Calls to boycott Disney’s live-action Mulan over hat tip in credits to Xinjiang authorities
There have been fresh calls to boycott the new live-action remake of Mulan after Disney included a thanks in the credits to Chinese government authorities who have been linked to human rights violations.
The film, a remake of the much-loved 1998 animated movie, has been embroiled in controversy after one of the stars publicly supported police cracking down on independence protests in Hong Kong.
Mulan, which premiered in Australia on Disney’s online streaming service Disney+ on September 4, was filmed primarily in New Zealand and China, including desert scenes subtitled as “north-west China”.
The hashtag #BoycottMulan first started trending last year after Mulan star Yifei Liu tweeted in support of police during the Hong Kong protests. Photo: Disney
In 2017, the New Zealand director of the $US200 million ($275 million) film, Niki Caro, posted on Instagram location scouting photos taken of sand dunes tagged at Urumqi, the capital of the Xinjiang Uyghur Autonomous Region.

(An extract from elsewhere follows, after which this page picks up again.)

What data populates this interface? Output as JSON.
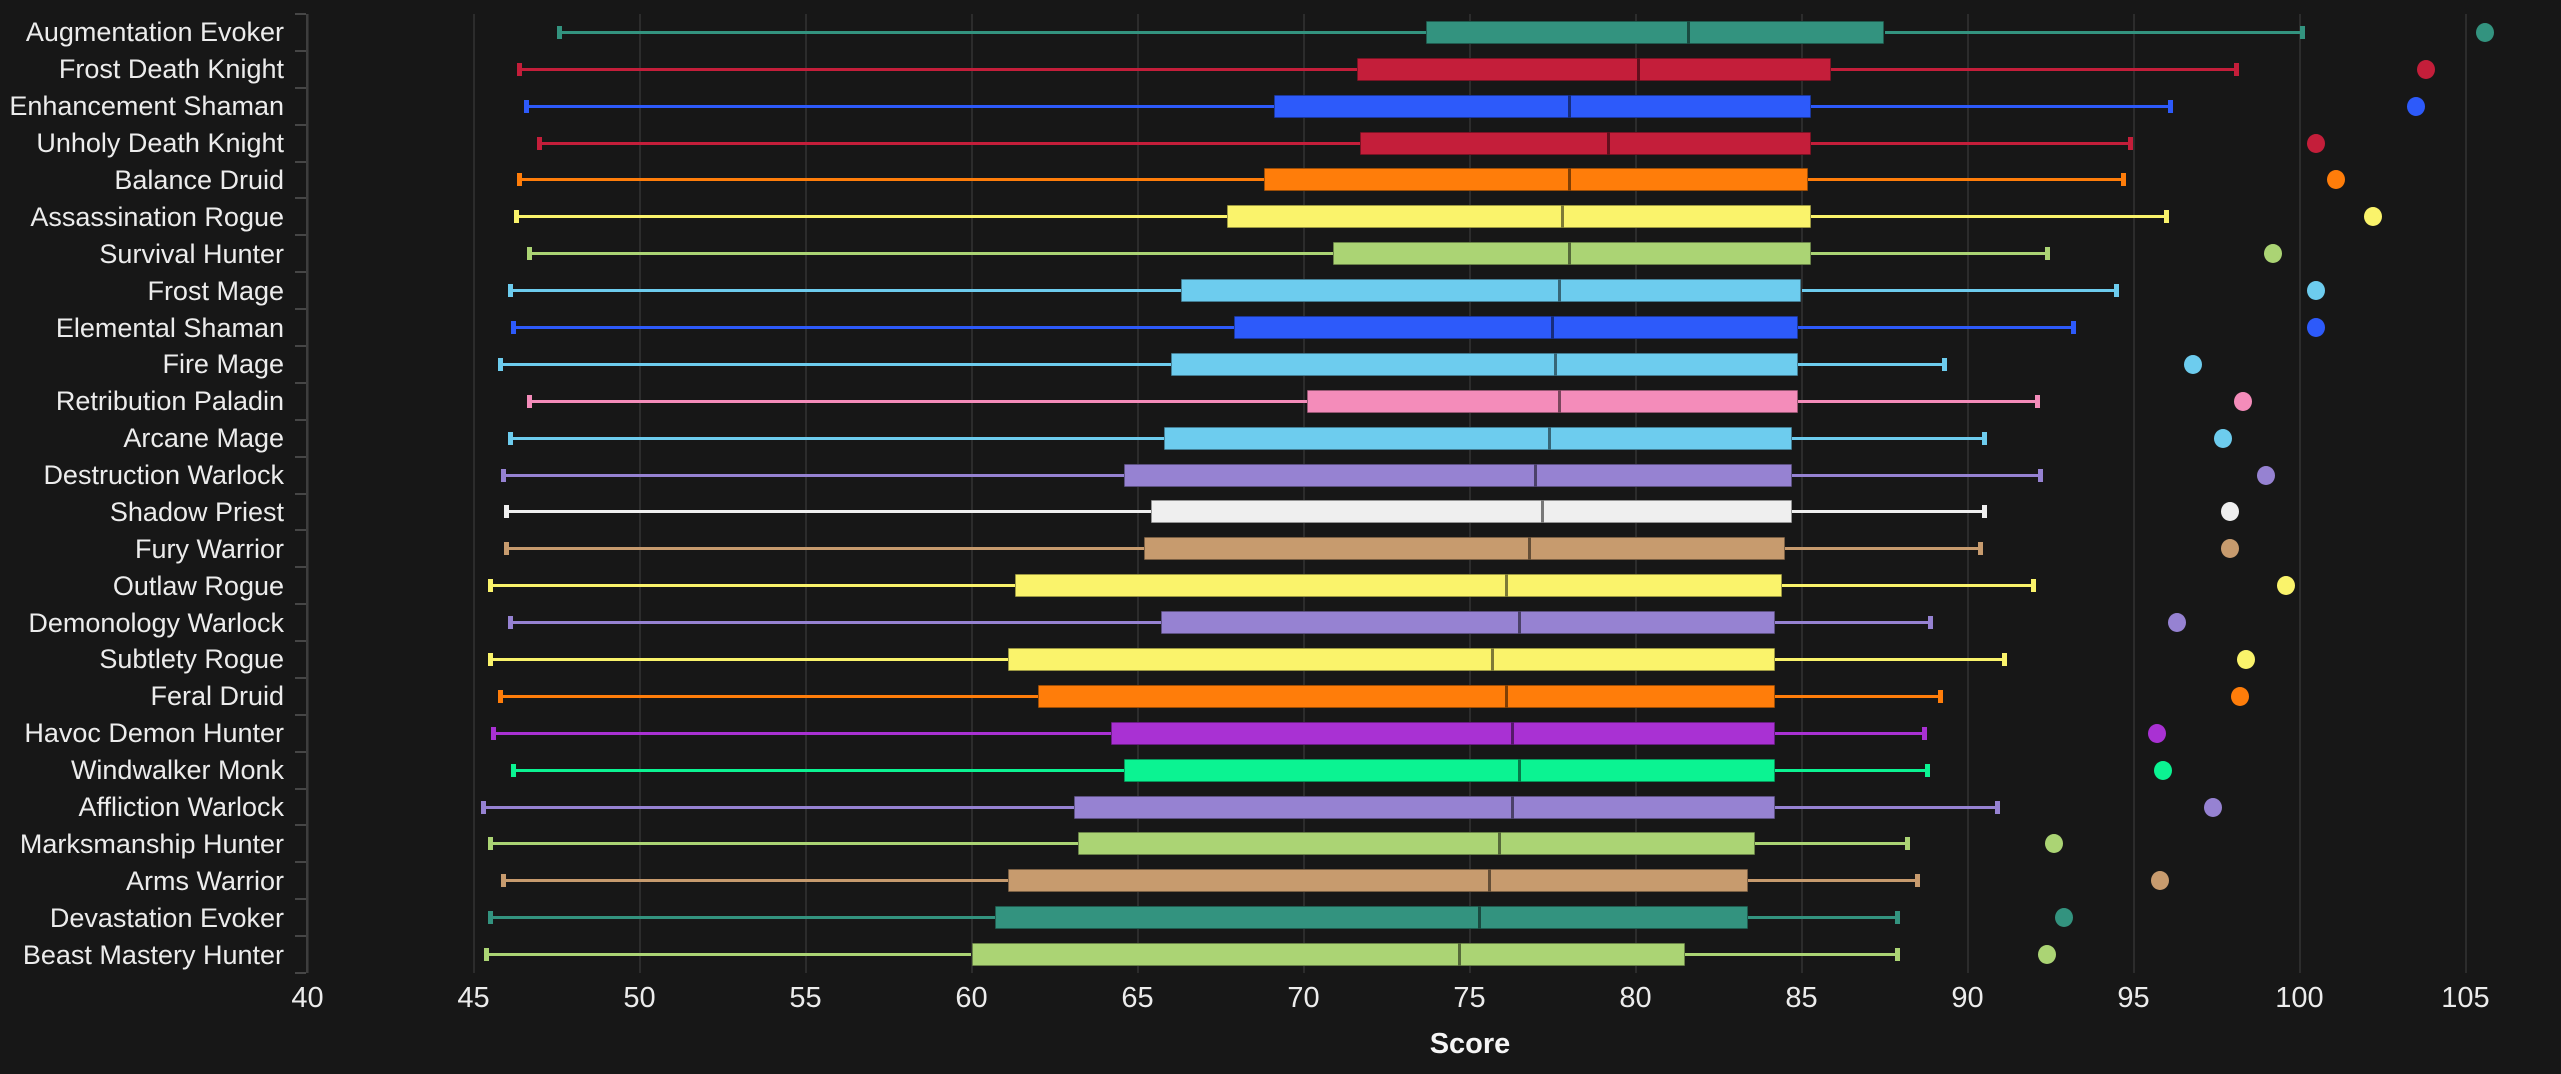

The Chinese government has been widely condemned for its detention and surveillance of Uyghurs and other Muslim minority groups in Xinjiang.
There have been allegations of forced sterilisation of Uyghur women, forced labour in factories, and other measures amounting to what has been described as cultural genocide.
However, the government has repeatedly denied its “vocational training centres” are concentration camps, and says the measures are necessary to counter what it calls extremism and terrorism.
Mulan specifically thank the publicity department of CPC Xinjiang uyghur autonomous region committee in the credits.
You know, the place where the cultural genocide is happening.
They filmed extensively in Xinjiang, which the subtitles call “Northwest China”#BoycottMulan pic.twitter.com/mba3oMYDvV
— Jeannette Ng 吳志麗 (@jeannette_ng) September 7, 2020
In Mulan‘s credits, Disney offers “China Special Thanks” to the Publicity Department of CPC Xinjiang Uygher Autonomous Region Committee as well as the Publicity Department and Bureau of Public Security for the city of Turpan, which is north-east of Urumqi in Xinjiang.
The United States Department of Commerce’s Bureau of Industry and Security in October last year added the Turpan Municipality Public Security Bureau to a list of Chinese entities “acting contrary to the foreign policy interests of the United States”.
“Specifically, these entities have been implicated in human rights violations and abuses in the implementation of China’s campaign of repression, mass arbitrary detention, and high-technology surveillance against Uighurs, Kazakhs, and other members of Muslim minority groups in the XUAR [Xinjiang Uygher Autonomous Region],” the Department of Commerce said in a notification of the listing.
Human Rights Watch’s China director Sophie Richardson told the ABC that Disney’s public thanks raised questions about whether and how the company engaged with authorities in Xinjiang.
Ms Richardson questioned whether Disney thought through how that relationship would be perceived “at a time when most of the global discussion about Xinjiang is about appalling mass detention of people outside of any legal process on the basis of their ethnic and religious identity, about forced labour, torture and unparalleled destruction of religious freedom”.
“For any company, critical to these kind of engagements is having done some sort of human rights due diligence, which is what the United Nations guiding principles on business and human rights requires,” she said.
At this point, any kind of co-operation with authorities in Xinjiang should absolutely raise red flags for any international company.
“I think it’s incumbent on Disney to explain what human rights due diligence they did in advance of co-operating with these authorities.”
Last year, the hashtag #BoycottMulan started trending on Twitter after Chinese-American actor Yifei Liu, who plays the heroine in Mulan and has more than 66 million followers on Chinese social media platform Weibo, shared a post supporting police cracking down on independence protesters in Hong Kong.
She added an “IAlsoSupportTheHongKongPolice” hashtag with heart and arm-flexing symbols.
In February, Yifei was less strident in her opinion when interviewed by the Hollywood Reporter.
“I think it’s obviously a very complicated situation and I’m not an expert,” she said. “I just really hope this gets resolved soon.”
While Mulan is an online-only offering in the US and Australia, it has begun showing in theatres in Thailand, Taiwan, the Middle East, Singapore and Malaysia.
It will premiere in movie theatres in China next week.
Disney did not respond to questions from the ABC.